On 17 May, the District Railway Traffic Superintendent and one electrical foreman were beaten up by the Assamese students in Uzan Bazaar. On the next day, rioters stopped a shuttle train carrying railway staff from Pandu to Uzan Bazaar Ghat was stopped at Uzan Bazaar and the attacked the railway staff, wounding 8-10 men. The Deputy Commissioner of Police of Guwahati reached the spot with a small contingent and transferred the wounded to hospital. The Bengali Hindu staff of the Bengal and Assam Railway called for general strike and shifted their families from Uzan Bazaar, as it was an Assamese dominated locality. On the morning of 19 May, a few Bengali Hindus were attacked on their way to Uzan Bazaar and looted of everything. The Guwahati Middle English School was burnt down. In the evening, hundreds of Assamese rioters attacked the railway quarters and set them on fire. The Bengali Hindu residents ran away from the quarters to save their lives. The railway police fired on the rioters, wounding a few. Two rioters were critically wounded. Just after that, Bengali Hindu owned departmental stores, diary, pharmacy and jewelry shops were attacked and looted in Pan Bazaar. According to an Anandabazar Patrika report, only the Bengali Hindu owned businesses had been attacked, not a single business owned by the Bengali-speaking Muslims were attacked. At the midnight of 19 May, the Deputy Commissioner of Kamrup District promulgated Section 144 of the CrPC in the Guwahati municipal area and adjoining region, including Pandu for the next 14 days. Assembly of five or more persons or travelling together in any vehicle and carrying arms was prohibited.

On 20 May, the prohibitory orders were violated by a group of Assamese men, who drove across the city in an open lorry, shouting anti-Bengali Hindu slogans. In Pan Bazaar, near the Don Bosco High School, two Bengali Hindus including a Railway Medical Service staff was beaten up. In the evening another similar group of rioters entered Paltan Bazaar and threw brickbats at Bengali Hindu residences and Bengali High School. The attacks also spread to the outskirts of the city. The Bengali Hindus were attacked in Bharalumukh and Kumarpara. 24 persons were wounded and shifted to railway and civil hospitals. The Bengali Hindu families were shifted to safer locations. In spite of police protection, they were attacked in front of the police. On the northern banks of the Brahmaputra, the Bengali Hindu fishermen's villages were set on fire, the flames of which could be seen from Guwahati in the southern bank. The Bengali Hindus kept their businesses shut for the day.

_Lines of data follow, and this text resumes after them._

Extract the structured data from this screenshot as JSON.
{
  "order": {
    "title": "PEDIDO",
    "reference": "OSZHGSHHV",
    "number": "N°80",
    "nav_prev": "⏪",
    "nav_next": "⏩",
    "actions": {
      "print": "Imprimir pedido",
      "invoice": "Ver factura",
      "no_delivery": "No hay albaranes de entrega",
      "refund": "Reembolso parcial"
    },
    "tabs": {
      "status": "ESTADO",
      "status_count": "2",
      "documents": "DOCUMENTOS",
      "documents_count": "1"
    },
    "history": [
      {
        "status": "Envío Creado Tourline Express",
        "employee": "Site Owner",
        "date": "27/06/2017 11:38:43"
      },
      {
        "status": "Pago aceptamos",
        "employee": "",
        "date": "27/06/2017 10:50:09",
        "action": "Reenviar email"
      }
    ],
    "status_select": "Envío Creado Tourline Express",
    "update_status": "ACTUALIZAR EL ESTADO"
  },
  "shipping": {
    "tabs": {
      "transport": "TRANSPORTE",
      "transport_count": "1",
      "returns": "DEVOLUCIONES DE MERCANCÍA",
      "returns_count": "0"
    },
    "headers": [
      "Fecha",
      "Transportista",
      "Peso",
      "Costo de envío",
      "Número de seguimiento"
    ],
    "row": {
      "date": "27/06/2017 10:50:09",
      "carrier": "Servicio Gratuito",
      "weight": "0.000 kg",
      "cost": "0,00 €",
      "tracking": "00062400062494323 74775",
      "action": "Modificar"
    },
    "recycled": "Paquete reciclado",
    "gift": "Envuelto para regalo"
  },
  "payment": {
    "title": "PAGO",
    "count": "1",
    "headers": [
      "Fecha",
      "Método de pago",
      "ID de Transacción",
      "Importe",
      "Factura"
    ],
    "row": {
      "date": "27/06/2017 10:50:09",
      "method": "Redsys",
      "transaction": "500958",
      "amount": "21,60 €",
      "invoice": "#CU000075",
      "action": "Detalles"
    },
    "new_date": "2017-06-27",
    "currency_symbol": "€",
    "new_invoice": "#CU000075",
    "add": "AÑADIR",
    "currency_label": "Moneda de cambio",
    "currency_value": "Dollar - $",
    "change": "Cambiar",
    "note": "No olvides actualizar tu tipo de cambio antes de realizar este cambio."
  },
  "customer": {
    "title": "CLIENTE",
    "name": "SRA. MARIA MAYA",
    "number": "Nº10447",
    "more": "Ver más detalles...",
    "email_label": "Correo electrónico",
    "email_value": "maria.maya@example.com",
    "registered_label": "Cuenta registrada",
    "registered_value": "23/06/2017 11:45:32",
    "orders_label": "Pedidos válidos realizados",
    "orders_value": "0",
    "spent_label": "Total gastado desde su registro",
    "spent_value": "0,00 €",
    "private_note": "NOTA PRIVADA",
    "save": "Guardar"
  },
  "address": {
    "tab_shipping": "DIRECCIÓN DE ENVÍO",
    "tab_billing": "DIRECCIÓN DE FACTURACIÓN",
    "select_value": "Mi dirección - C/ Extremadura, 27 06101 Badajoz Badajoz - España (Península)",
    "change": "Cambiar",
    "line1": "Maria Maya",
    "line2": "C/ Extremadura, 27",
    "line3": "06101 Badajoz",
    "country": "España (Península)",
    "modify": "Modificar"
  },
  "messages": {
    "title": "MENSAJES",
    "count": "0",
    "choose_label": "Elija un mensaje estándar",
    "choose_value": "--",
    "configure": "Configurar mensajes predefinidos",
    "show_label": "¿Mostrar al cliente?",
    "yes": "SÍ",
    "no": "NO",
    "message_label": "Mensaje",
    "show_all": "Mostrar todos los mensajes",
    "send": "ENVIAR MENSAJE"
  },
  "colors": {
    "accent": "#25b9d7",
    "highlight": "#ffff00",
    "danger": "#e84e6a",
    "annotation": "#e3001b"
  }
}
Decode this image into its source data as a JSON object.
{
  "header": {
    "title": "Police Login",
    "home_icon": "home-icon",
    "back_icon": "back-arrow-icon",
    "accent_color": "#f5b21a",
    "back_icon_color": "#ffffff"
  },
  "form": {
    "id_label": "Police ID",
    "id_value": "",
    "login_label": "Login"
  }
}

In the evening of 21 May, the Assam Government stated in a press note that Guwahati and adjoining areas have mostly been quiet for the last 24 hours, except a few stray incidents. On the midnight of 22 May, the Assam Government stated in a communique that situation in Guwahati has improved and no incidents took place on that day. 32 people were arrested for rioting till then. On 23 May, in a stray incident, a Bengali medium school was set on fire in Nagaon.

== Protests ==
Paresh Chandra Chowdhury, the secretary of Cachar District Congress Committee and Sunirmal Dutta, general secretary of Surma Sammilani in a joint communique, condemned the inaction of the administration in suppressing the violence. On 19 May, a huge public meeting was held in Silchar, presided by Manipuri leader Dhaneshwar Singh. The speakers at the meeting condemned the provincialism of the Assamese nationalists and called for banning of the Ahom Jatiya Mohasabha. On 20 May, the Assamese employees of the Bengal and Assam Railway Employees' Association held a meeting at Kolkata and condemned the attack on Bengalis in Assam. On 26 May, a huge public meeting was held at Shraddhananda Park in Kolkata, presided by journalist Hemendra Prasad Ghosh, where the speakers blamed the increasing anti-Bengali Hindu hatred for the riots.